Fall 2001, CSE 520: Solution of Assignment 1
Exercise 1
- No (y and z are free)
- No (y occurs free in the first term, but not in the second)
- Yes, by using alpha conversion
- Yes, by using beta conversion two times
- Yes, by usingbeta conversion two times, and Congruence 1
- No, \z.y can be obtained from (\xz.x)((\w.w)y), but note that the structure is different
- Yes, by using beta conversion two times, and Congruence 1
- Yes, by using beta conversion three times, xi and Congruence 2
- Yes, because both are convertible to \z.z. We need to use the same rules as above, plus symmetry
- No, because \z.z is not convertible to \xz.xz. (We would need the eta rule or the extensionality axiom.)
Exercise 2
- SKK = (\xyz.xz(yz))KK = \z.Kz(Kz) = \z.z = I
- S(KS)K = (\xyz.xz(yz))(KS)K = \z.(KS)z(Kz) = \z.S(Kz) = \z.(\xyw.xw(yw))(Kz) = \zyw.Kzw(yw)) = \zyw.w(yw)) = B
- S(KI) = (\xyz.xz(yz))(KI) = \yz.(KI)z(yz) = \yz.(KI)z(yz) = \yz.I(yz) = \yz.yz and
BI = (\xyz.x(yz))I = \yz.I(yz) = \yz.yz.
Exercise 3
Given two arbitrary terms M and N, we prove that we can derive M = N. Consider the terms P = \x.M and Q = \y.N.
If \xy.xy = \xy.yx holds, then we can also derive , by the congruence 1 rule, that (\xy.xy)PQ = (\xy.yx)PQ.
Then, by applying beta conversion (two times) on both sides we get PQ = QP, namely (\x.M)(\y.N) = (\x.N)(\y.M).
By applying beta conversion on both sides, we derive M = N.
Exercise 4
The definition of exp(m,n) can be given by primitive recursion as follows:
exp(0,n) = 1
exp(m+1,n) = exp(m,n)*n
The functions g and f need to be defined as follows:
g(n) = 1, hence g = S o Z
h(m,exp(m,n),n) = exp(m,n)*n, hence h = times o (U32,U33)
Exercise 5
We propose two different solutions:
- Solution 1: The standard approach based on the recursive definition of rem2.

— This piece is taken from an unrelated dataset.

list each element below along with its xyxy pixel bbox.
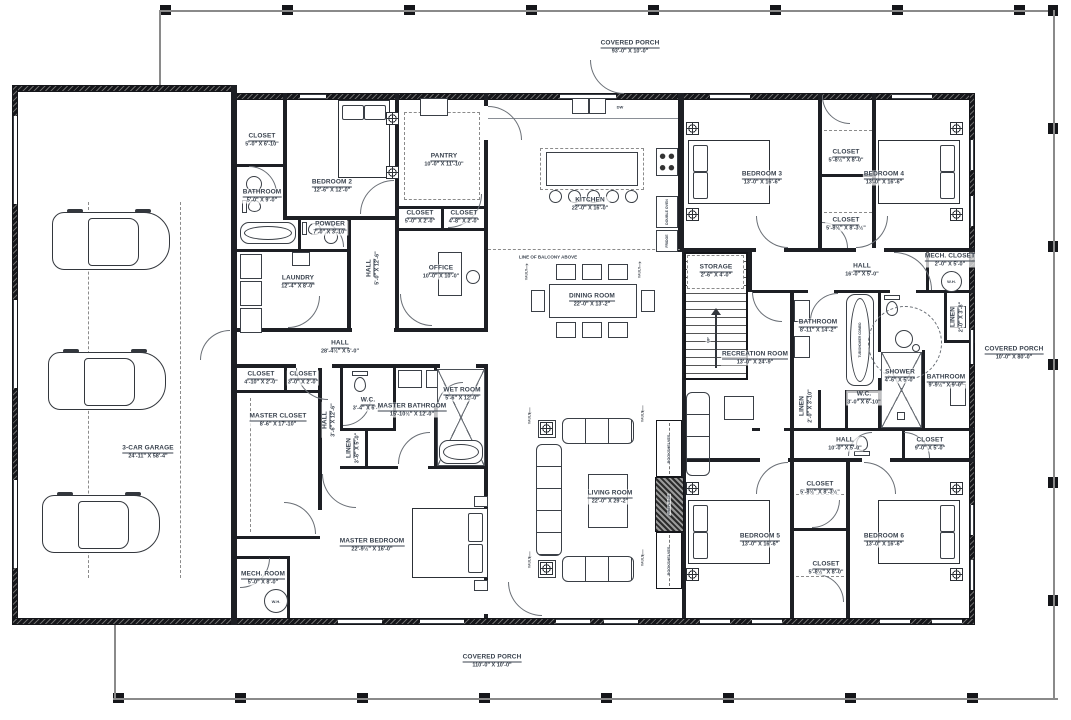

The definition of rem2 can be given by primitive recursion as follows:
rem2(0) = 0
rem2(n+1) = if rem2(n) = 0 then 1 else 0
Hence, it is sufficient to define [rem2] = Y [F], where Y is the fixpoint operator and
F is the function:
F = \f.\z. if z = 0 then 1 else if f (z-1) = 0 then 1 else 0
Using the functions defined in class and in the lecture notes, we have
[F] = \f.\z. [if_then_else] ([is_zero] z) [1] ([if_then_else] ([is_zero](f ([Predecessor] z) ) [1] [0]))
- Solution 2: Apply n times to 0 the "switch function", which converts 0 into 1 and viceversa.
Define
Switch = \z. z (\x.[0]) [1]
Note that we have
Switch [0] = [1]
Switch [n] = [0] for n > 0
Finally define
[rem2] = \z. z Switch [0]